AG(P)itation, Part Deux

Since my post last weekend, I now have found the term that, once this is all over (and it will be over someday, my friends), will send me into flashbacks and result in me sitting in the corner, rocking back-and-forth, saying "Please, Mommy, make it stop."  "Aerosol-generating procedure." AGP for short. 

In the last few weeks, the items that healthcare teams across the U.S. and professional societies have insisted are AGPs have included, but are not limited to, the following:
  • Laboring patients in second or third stage of delivery 
  • All TEEs ("because might accidentally enter the airway like a bronch")
  • EGDs (The new AGA guidance states: "To estimate the risk of viral transmission in endoscopic procedures, we examined data evaluating non-GI aerosolizing-generating procedures such as bronchoscopy and tracheal intubation. Our search strategy did not yield comparative studies on the degree of aerosolization with upper or lower GI endoscopy compared with bronchoscopy or tracheal intubation.
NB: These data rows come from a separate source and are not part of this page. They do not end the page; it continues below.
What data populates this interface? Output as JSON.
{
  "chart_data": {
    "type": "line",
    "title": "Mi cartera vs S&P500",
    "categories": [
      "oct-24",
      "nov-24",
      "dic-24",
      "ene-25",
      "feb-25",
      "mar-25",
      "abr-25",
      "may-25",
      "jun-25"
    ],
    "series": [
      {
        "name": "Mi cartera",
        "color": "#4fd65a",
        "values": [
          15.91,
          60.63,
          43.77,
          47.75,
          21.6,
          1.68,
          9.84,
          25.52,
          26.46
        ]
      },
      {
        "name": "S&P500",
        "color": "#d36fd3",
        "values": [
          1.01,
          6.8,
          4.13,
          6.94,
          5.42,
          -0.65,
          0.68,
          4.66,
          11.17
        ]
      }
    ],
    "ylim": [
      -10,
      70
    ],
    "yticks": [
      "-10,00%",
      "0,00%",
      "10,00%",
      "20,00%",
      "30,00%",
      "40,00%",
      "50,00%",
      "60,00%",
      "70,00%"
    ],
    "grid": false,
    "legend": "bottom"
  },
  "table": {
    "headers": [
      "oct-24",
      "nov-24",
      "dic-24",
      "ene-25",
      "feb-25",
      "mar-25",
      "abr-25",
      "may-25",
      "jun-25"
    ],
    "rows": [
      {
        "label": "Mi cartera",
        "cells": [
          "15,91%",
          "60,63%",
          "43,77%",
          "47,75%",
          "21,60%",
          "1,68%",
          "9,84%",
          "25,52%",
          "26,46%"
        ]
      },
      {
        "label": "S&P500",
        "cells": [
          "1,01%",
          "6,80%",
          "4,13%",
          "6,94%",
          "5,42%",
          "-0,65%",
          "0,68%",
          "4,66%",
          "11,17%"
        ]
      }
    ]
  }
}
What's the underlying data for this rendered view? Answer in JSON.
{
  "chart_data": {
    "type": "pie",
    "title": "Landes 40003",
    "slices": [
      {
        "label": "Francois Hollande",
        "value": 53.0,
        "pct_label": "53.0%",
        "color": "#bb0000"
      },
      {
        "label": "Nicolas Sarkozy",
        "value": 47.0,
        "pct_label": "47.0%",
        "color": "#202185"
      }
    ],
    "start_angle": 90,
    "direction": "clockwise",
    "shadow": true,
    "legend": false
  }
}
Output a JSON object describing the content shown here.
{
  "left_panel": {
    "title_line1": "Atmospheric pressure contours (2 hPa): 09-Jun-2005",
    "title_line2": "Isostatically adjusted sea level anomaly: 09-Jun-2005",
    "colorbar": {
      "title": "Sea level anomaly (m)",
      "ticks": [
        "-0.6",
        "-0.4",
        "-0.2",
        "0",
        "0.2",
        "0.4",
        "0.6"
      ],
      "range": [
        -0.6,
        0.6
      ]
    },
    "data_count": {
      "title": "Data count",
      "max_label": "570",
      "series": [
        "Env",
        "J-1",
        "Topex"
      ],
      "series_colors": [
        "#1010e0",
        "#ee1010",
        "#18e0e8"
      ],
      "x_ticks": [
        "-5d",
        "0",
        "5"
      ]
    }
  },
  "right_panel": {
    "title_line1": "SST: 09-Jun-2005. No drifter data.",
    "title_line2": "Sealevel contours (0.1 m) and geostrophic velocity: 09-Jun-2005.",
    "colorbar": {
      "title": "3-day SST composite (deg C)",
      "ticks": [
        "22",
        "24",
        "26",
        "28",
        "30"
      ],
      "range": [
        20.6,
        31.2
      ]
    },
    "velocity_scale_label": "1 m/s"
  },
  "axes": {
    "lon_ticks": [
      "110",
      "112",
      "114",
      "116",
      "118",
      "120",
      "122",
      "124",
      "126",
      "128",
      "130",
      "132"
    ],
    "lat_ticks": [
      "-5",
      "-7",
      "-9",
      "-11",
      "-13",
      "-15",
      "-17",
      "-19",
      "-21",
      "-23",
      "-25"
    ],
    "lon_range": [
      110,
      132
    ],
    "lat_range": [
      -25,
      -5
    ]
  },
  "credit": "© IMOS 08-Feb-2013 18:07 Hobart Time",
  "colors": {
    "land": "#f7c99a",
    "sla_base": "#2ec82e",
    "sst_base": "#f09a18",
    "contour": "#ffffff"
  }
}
However, we assume that insertion of the endoscope into the pharynx and esophagus is likely to be associated with a similar risk of aerosolization of respiratory droplets to that of bronchoscopy.") 
  • Orthopedic procedures with drilling of intramedullary bone
  • Any surgery that goes anywhere near a sinus (All ophthalmologic procedures, any craniotomy, etc)
  • Any dental procedure
  • Cardiac cath lab procedures where the patient is "found down" (their MI might have been brought on by COVID-19)
  • All neurosurgery because the patient's face is right in the surgical field
  • All electrocautery (guidance that was courtesy of the American College of Surgeons that has now been removed from their guidance page)
Some such requests are based primarily on concerning yet truly anecdotal stories from other countries that claim a specific specialty is at "highest risk of contracting COVID." Often these are extended to all patients due to the possibility that an asymptomatic patient could be a source of spread, drawing the thread from detection of SARS-CoV-2 at high levels in the upper airways in asymptomatic patients to detection of viral RNAemia in a minority of hospitalized highly symptomatic patients to note theoretical risks. In many of these instances, the proposed risk of "aerosol" exposure is due to facets of the procedure that would have existed long before COVID-19 and, if true, should have warranted use of N95 respirators as part of Standard Precautions for these procedures for years.  The added interjection of professional society guidance that understandably advocates for the healthcare workers in their field but doesn't contain any evidence base to support claims that x or y is an AGP that leads to increased risk of pathogen transmission requiring an N95 also creates marked discomfort for infection prevention and operational teams on the front line, when faced to assess risk and allot precious PPE. As a colleague told me last week, "No society is going to say, 'Hey, we're cool.  We'll just take the masks.'" I imagine, if we had unlimited PPE, this wouldn't be an issue, as we all want our colleagues to be protected and feel safe. The reality is PPE is a scarce resource, and one that we have to use our science to guide decisions.

The best thing about this issue is that hopefully Dr. Babcock will get more funding for her research to help address these questions. When all this is over, I guarantee you that the term "AGP" will cause me, and I imagine many of you, to run the other direction . . .  Stay healthy and sane everyone!!